Member of the Hellenic Parliament
- Incumbent
- Assumed office June 25, 2023

Personal details
- Born: 1976 (age 49–50) Patras
- Party: Niki
- Profession: Physiotherapist

= Spyros Tsironis =

Greek politician (born 1976)

Spyridon (Spyros) Tsironis (born 1976) is a Greek physiotherapist (PHD) and politician, Member of the Hellenic Parliament representing the Achaea constituency and elected with the Niki political party since the Legislative Elections of June 2023. He originates from Magoula Aetolia-Akarnania.

== Early years ==

Born in Patras, Achaea in 1976, studied physiotherapy at the National Academy of Physical Education and Sport in Bucharest and holds a master's degree (MsC) in health care management. He also holds a PhD in athlete rehabilitation.

He has worked at the General Hospital of Patras "Agios Andreas" and as an assistant professor at the Faculty of Physiotherapy of the University of Patras.

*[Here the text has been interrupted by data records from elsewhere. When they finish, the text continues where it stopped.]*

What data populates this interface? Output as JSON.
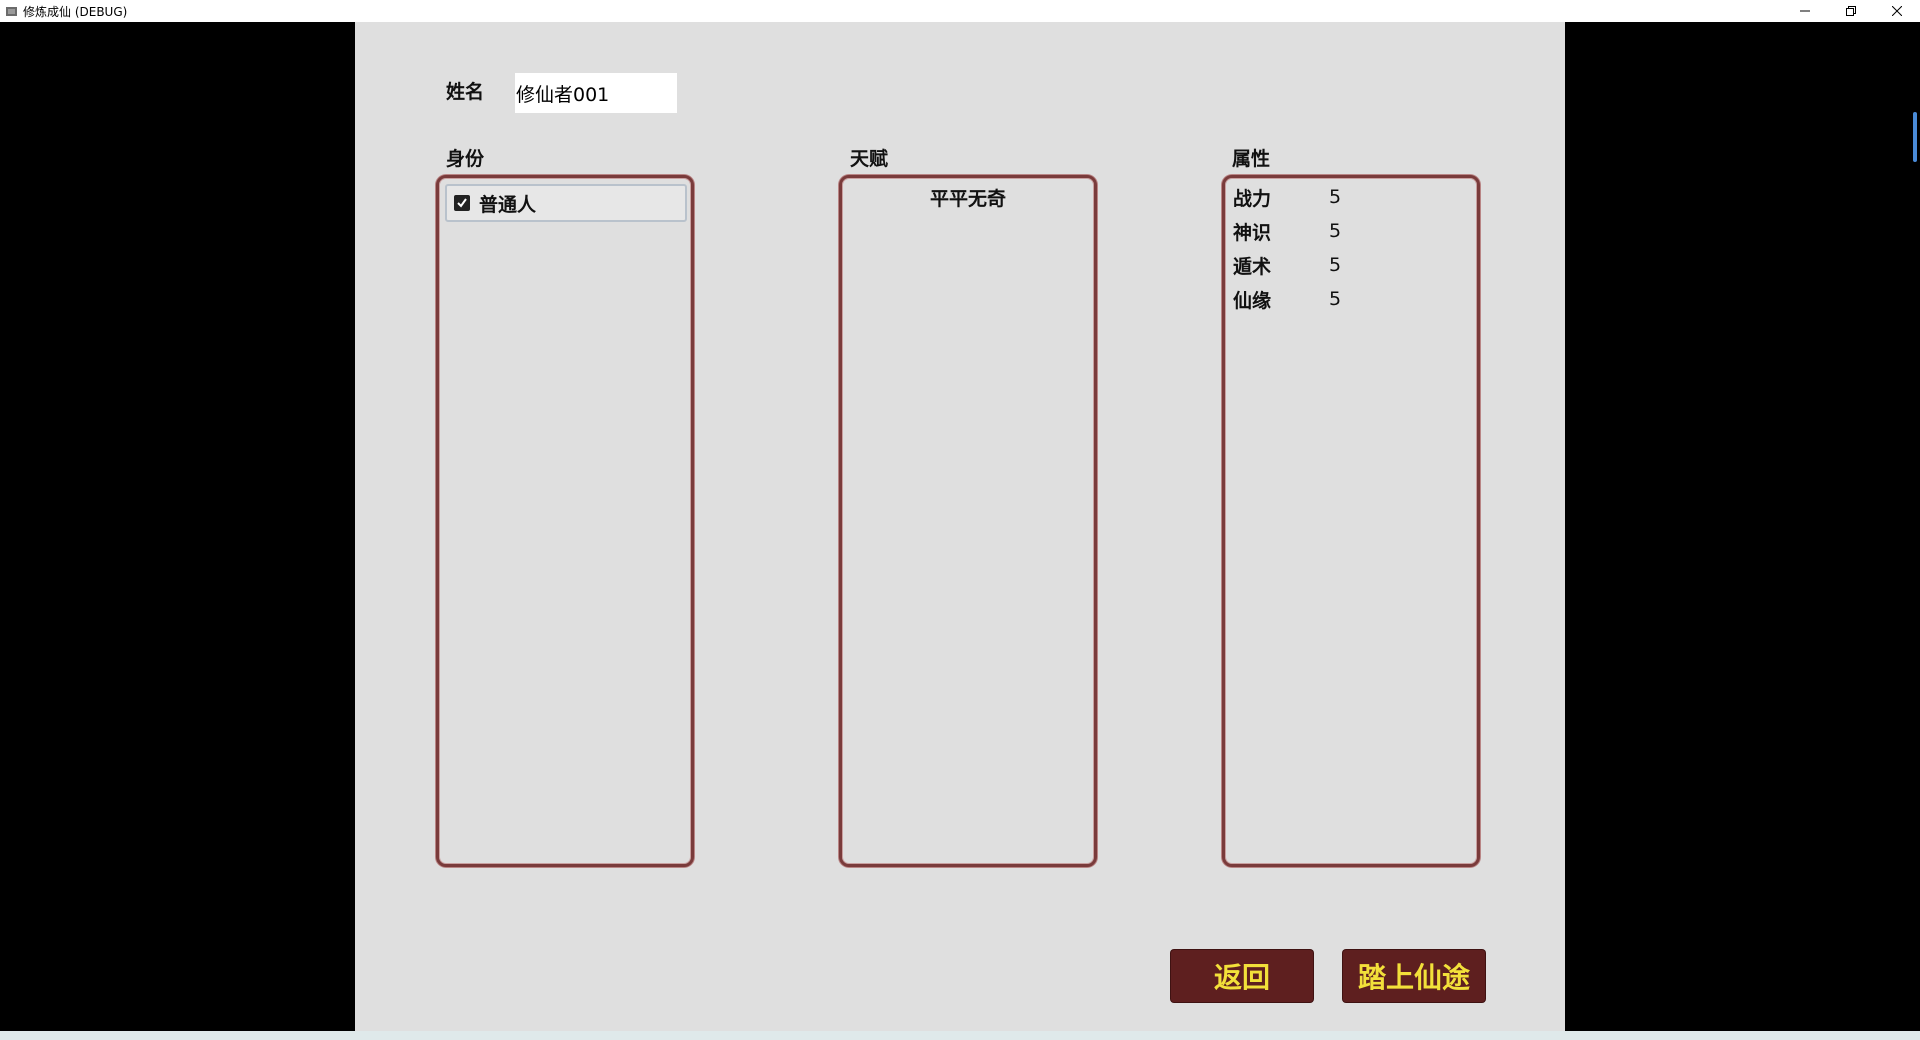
{
  "window": {
    "title": "修炼成仙 (DEBUG)",
    "icons": [
      "app-icon",
      "minimize-icon",
      "restore-icon",
      "close-icon"
    ]
  },
  "name": {
    "label": "姓名",
    "value": "修仙者001"
  },
  "identity": {
    "label": "身份",
    "items": [
      {
        "text": "普通人",
        "checked": true
      }
    ]
  },
  "talent": {
    "label": "天赋",
    "items": [
      "平平无奇"
    ]
  },
  "attributes": {
    "label": "属性",
    "rows": [
      {
        "name": "战力",
        "value": "5"
      },
      {
        "name": "神识",
        "value": "5"
      },
      {
        "name": "遁术",
        "value": "5"
      },
      {
        "name": "仙缘",
        "value": "5"
      }
    ]
  },
  "buttons": {
    "back": "返回",
    "start": "踏上仙途"
  },
  "colors": {
    "panel_bg": "#dfdfdf",
    "box_border": "#7a3b3b",
    "button_bg": "#5e1f1f",
    "button_text": "#f2e03a"
  }
}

Before his political career he has been a member of the Association "ENOMENI ROMIOSYNI", a "Centre of Unity and study-promotion of the Hellenic values". “Enomeni Romiosyni” is an association which tries to communicate the principles and values of Greece under the umbrella of the Greek Orthodox confession.

== Political career ==

In the elections of May 2023 he was a candidate MP in the Achaea constituency, coming first in the polls, with 2,170 votes, failing to be elected as the party received less than 3% nationwide. In the June 2023 elections, he was elected MP for Achaea. In the Hellenic Parliament, he is a parliamentary representative and a member of the European Affairs and Economic Affairs Committees.

In his interventions in the Greek parliament and in his parliamentary work in general, he very often deals with issues related to illegal immigration, the spread of the woke agenda and the individualism that is cultivated in Europe. He perceives the fundamental pillars of the United Europe as being Athens, Rome and Christianity.

Tsironis hit the headlines in Greece in November 2024, when he participated in a meeting of the BRICS in Sochi together with MPs and MEPs from several European Countries and met the vice President of the Russian Security Council, Dmitry Medvedev.